$include_dir="/home/hyper-archives/boost/include"; include("$include_dir/msg-header.inc") ?>
Subject: Re: [boost] [strings][unicode] Proposals for Improved String Interoperability in a Unicode World
From: Mathias Gaunard (mathias.gaunard_at_[hidden])
Date: 2012-01-29 09:28:57
On 01/29/2012 02:53 PM, Artyom Beilis wrote:
> Not, MSVC does not allow to create both "ש×××" and L"ש×××" literal
> as Unicode (utf-8, UTF-16) for all other compilers it is default
> behavior.
And it shouldn't.
String literals are in the execution character set. On Windows the 
execution character set is what it calls ANSI. That much is not going to 
change.
>>>   1. BOM should not be used in source code, no compiler except MSVC uses it
>> and most
>>>       do not support it.
>>
>> According to Yakov, GCC supports it now.
>> It would be nice if it could work without any BOM though.
>>
>
> GCC's default input and literal encoding is UTF-8. BOM is not needed.
That's not what I'm saying.

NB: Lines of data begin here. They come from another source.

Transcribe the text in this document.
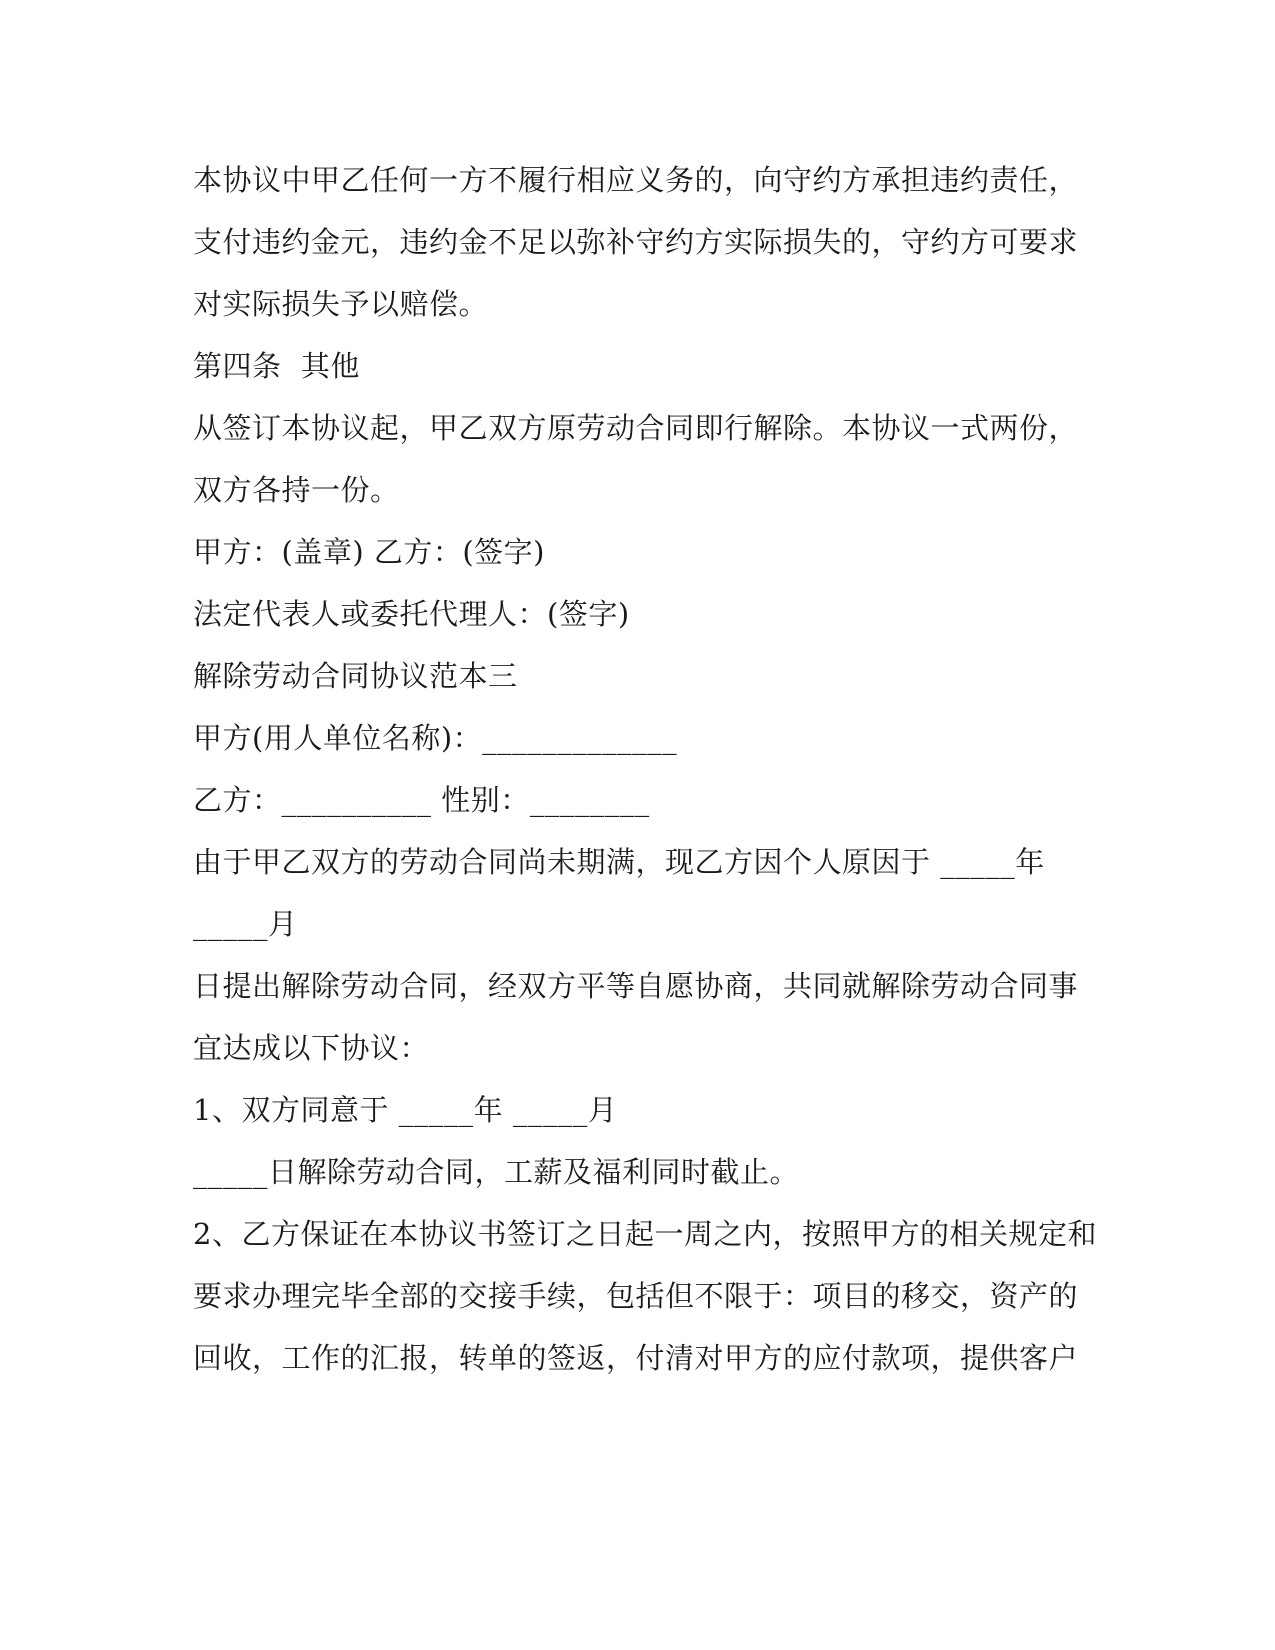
本协议中甲乙任何一方不履行相应义务的，向守约方承担违约责任，
支付违约金元，违约金不足以弥补守约方实际损失的，守约方可要求
对实际损失予以赔偿。
第四条  其他
从签订本协议起，甲乙双方原劳动合同即行解除。本协议一式两份，
双方各持一份。
甲方：(盖章) 乙方：(签字)
法定代表人或委托代理人：(签字)
解除劳动合同协议范本三
甲方(用人单位名称)：_____________
乙方：__________ 性别：________
由于甲乙双方的劳动合同尚未期满，现乙方因个人原因于 _____年
_____月
日提出解除劳动合同，经双方平等自愿协商，共同就解除劳动合同事
宜达成以下协议：
1、双方同意于 _____年 _____月
_____日解除劳动合同，工薪及福利同时截止。
2、乙方保证在本协议书签订之日起一周之内，按照甲方的相关规定和
要求办理完毕全部的交接手续，包括但不限于：项目的移交，资产的
回收，工作的汇报，转单的签返，付清对甲方的应付款项，提供客户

What we want is a unified way to set UTF-8 
as the source character set.
The problem is that MSVC requires BOM, but GCC used to not allow it.

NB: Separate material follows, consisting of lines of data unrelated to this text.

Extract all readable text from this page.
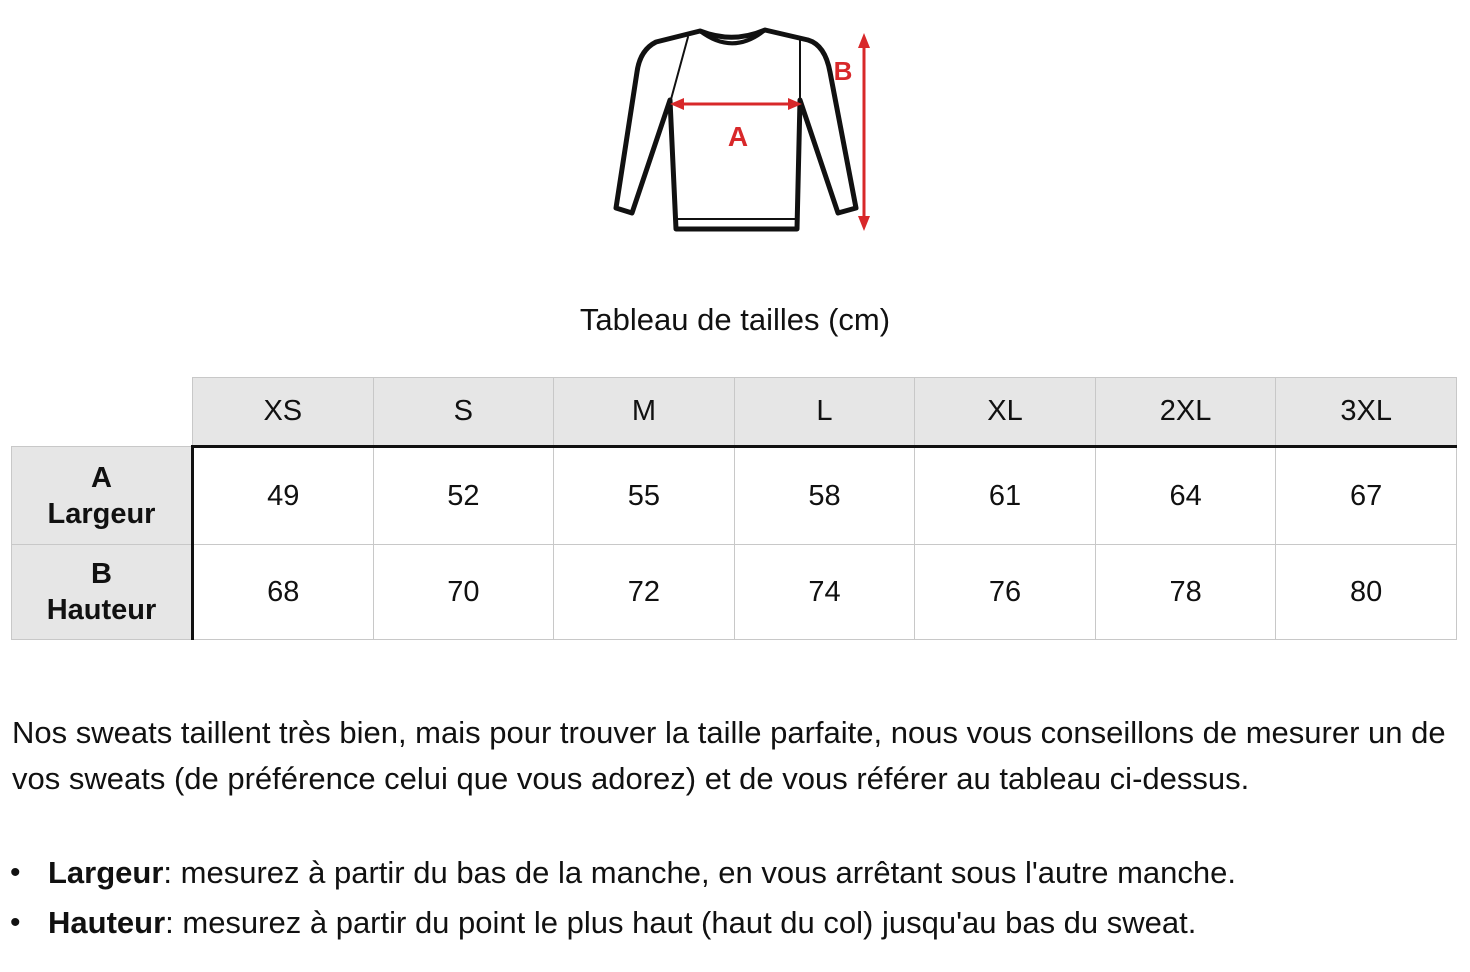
A
B
Tableau de tailles (cm)
	XS	S	M	L	XL	2XL	3XL

A
Largeur	49	52	55	58	61	64	67

B
Hauteur	68	70	72	74	76	78	80

Nos sweats taillent très bien, mais pour trouver la taille parfaite, nous vous conseillons de mesurer un de vos sweats (de préférence celui que vous adorez) et de vous référer au tableau ci-dessus.

• Largeur: mesurez à partir du bas de la manche, en vous arrêtant sous l'autre manche.
• Hauteur: mesurez à partir du point le plus haut (haut du col) jusqu'au bas du sweat.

>>>   2. Setting UTF-8 BOM makes narrow literals to be encoded in ANSI encoding
>> which
>>>       makes BOM useless (crap... sory) with MSVC even more.
>>
>> That's the correct behaviour.
>
> No, it is unspecified behavior according to the standard.
It isn't.
> Standard does not specify what narrow encoding should be used, that
> is why u8"" was created.
The standard specifies that it is the execution character set. MSVC 
specifies that for its implementation, the execution character set is ANSI.
> All (but MSVC) compilers create UTF-8 literals and use UTF-8 input
> and this is the default.
That's because for those other compilers, you are in a case where the 
source character set is the same as the execution character set.

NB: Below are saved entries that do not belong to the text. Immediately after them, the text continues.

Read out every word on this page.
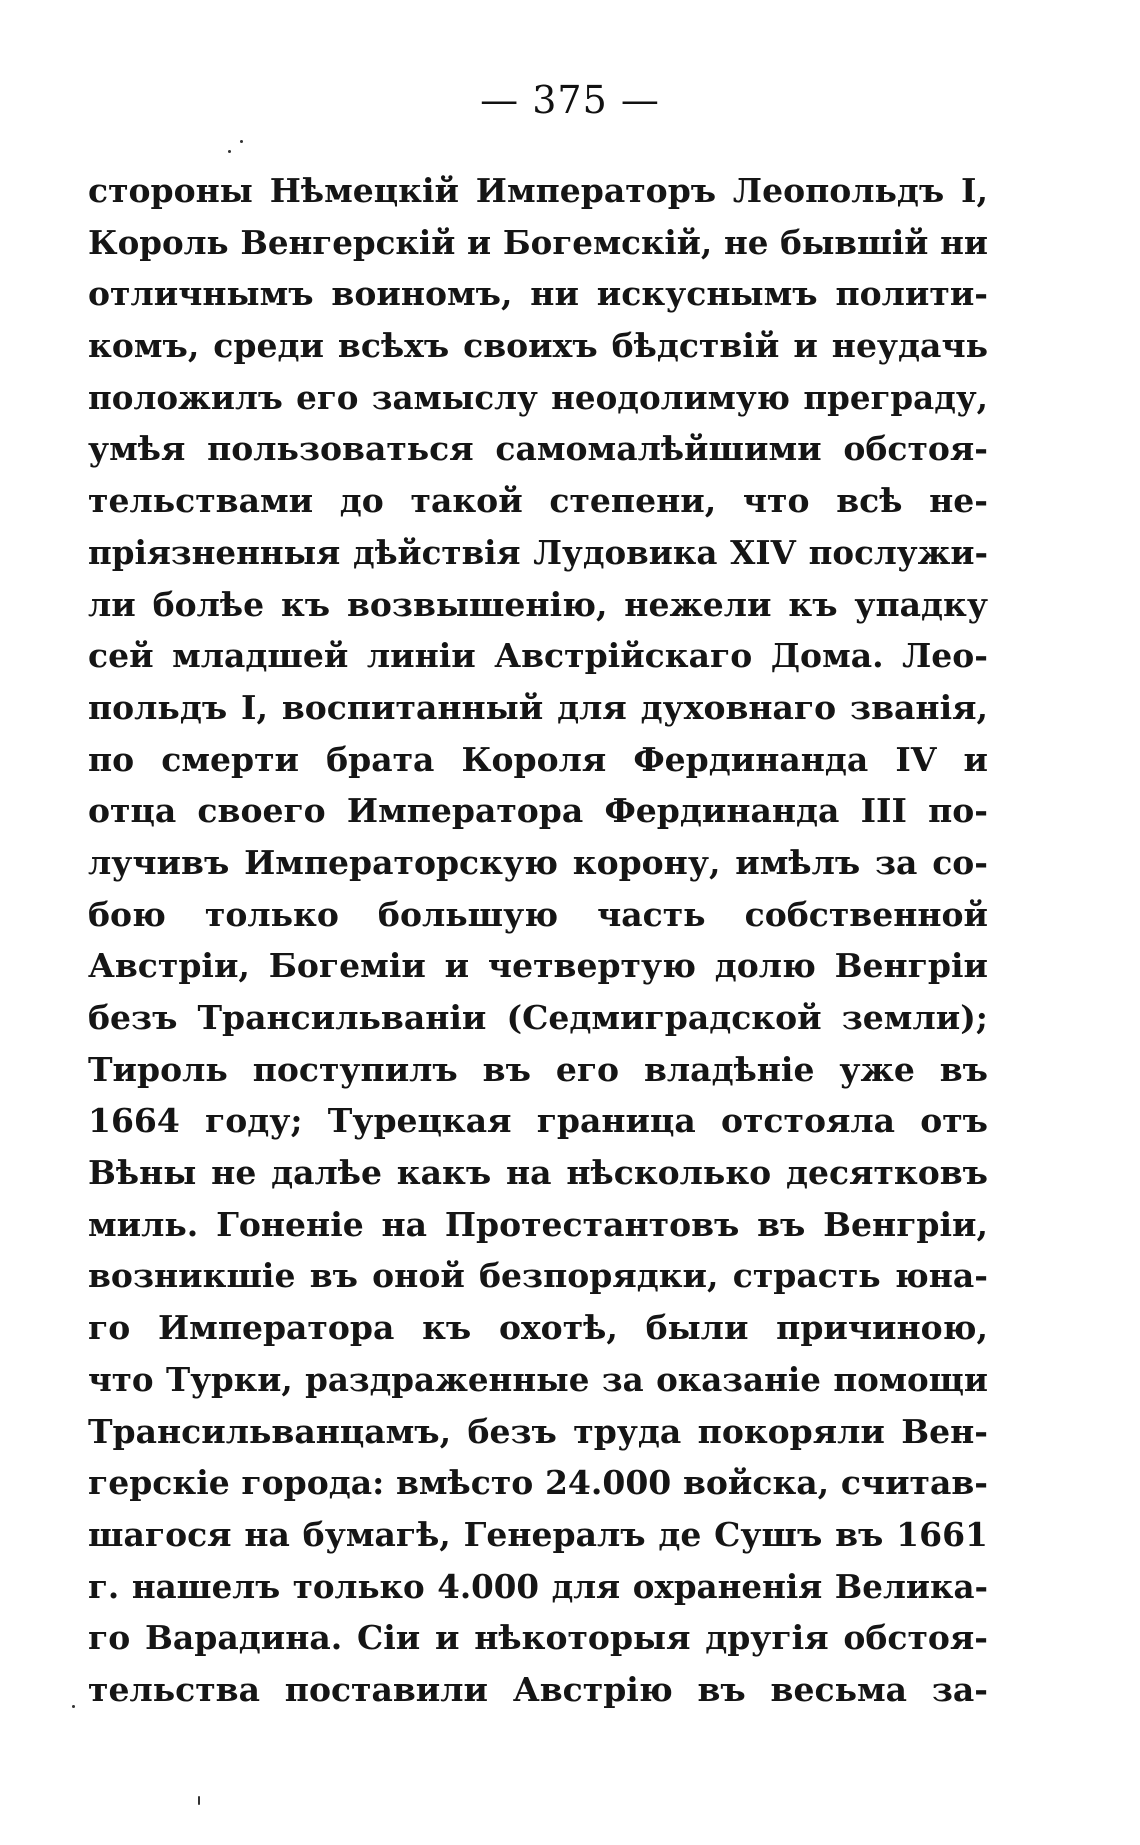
— 375 —
стороны Нѣмецкій Императоръ Леопольдъ I,
Король Венгерскій и Богемскій, не бывшій ни
отличнымъ воиномъ, ни искуснымъ полити-
комъ, среди всѣхъ своихъ бѣдствій и неудачь
положилъ его замыслу неодолимую преграду,
умѣя пользоваться самомалѣйшими обстоя-
тельствами до такой степени, что всѣ не-
пріязненныя дѣйствія Лудовика XIV послужи-
ли болѣе къ возвышенію, нежели къ упадку
сей младшей линіи Австрійскаго Дома. Лео-
польдъ I, воспитанный для духовнаго званія,
по смерти брата Короля Фердинанда IV и
отца своего Императора Фердинанда III по-
лучивъ Императорскую корону, имѣлъ за со-
бою только большую часть собственной
Австріи, Богеміи и четвертую долю Венгріи
безъ Трансильваніи (Седмиградской земли);
Тироль поступилъ въ его владѣніе уже въ
1664 году; Турецкая граница отстояла отъ
Вѣны не далѣе какъ на нѣсколько десятковъ
миль. Гоненіе на Протестантовъ въ Венгріи,
возникшіе въ оной безпорядки, страсть юна-
го Императора къ охотѣ, были причиною,
что Турки, раздраженные за оказаніе помощи
Трансильванцамъ, безъ труда покоряли Вен-
герскіе города: вмѣсто 24.000 войска, считав-
шагося на бумагѣ, Генералъ де Сушъ въ 1661
г. нашелъ только 4.000 для охраненія Велика-
го Варадина. Сіи и нѣкоторыя другія обстоя-
тельства поставили Австрію въ весьма за-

With MSVC, if you don't do anything, both your source and execution 
character sets are ANSI. If you set your source character set to UTF-8, 
your execution character set remains ANSI still.
On non-Windows platforms, UTF-8 is the most common execution character 
set, so you can have a setup where source = execution = UTF-8, but you 
can't do that on Windows.
But that is irrelevant to the standard.
>> Use u8 string literals if you want UTF-8.
>
> Why on earth should I do this?
Because it makes perfect sense and it's the way it's supposed to work.
> All the world around uses UTF-8. Why should I specifiy u8"" if it is
> something that can be easily defined at compiler level?
Because otherwise you're not independent from the execution character set.
Writing you program with Unicode allows you to not depend on 
platform-specific encodings, that doesn't mean it makes them go away.
I repeat, narrow string literals are and will remain in the execution 
character set. Expecting those to end up as UTF-8 data is wrong and not 
portable.
> All we need is some flag for MSVC that tells that string
> literals encoding is UTF-8.
That "flag" is using the u8 prefix on those string literals.
Remember: the encoding used for the data in a string literal is 
independent from the encoding used to write the source.
> AFAIR, neither gcc4.6 nor msvc10 supports u8"".
Unicode string literals have been in GCC since 4.5.
However there are indeed practical problems with using the standard 
mechanisms because they're not always implemented.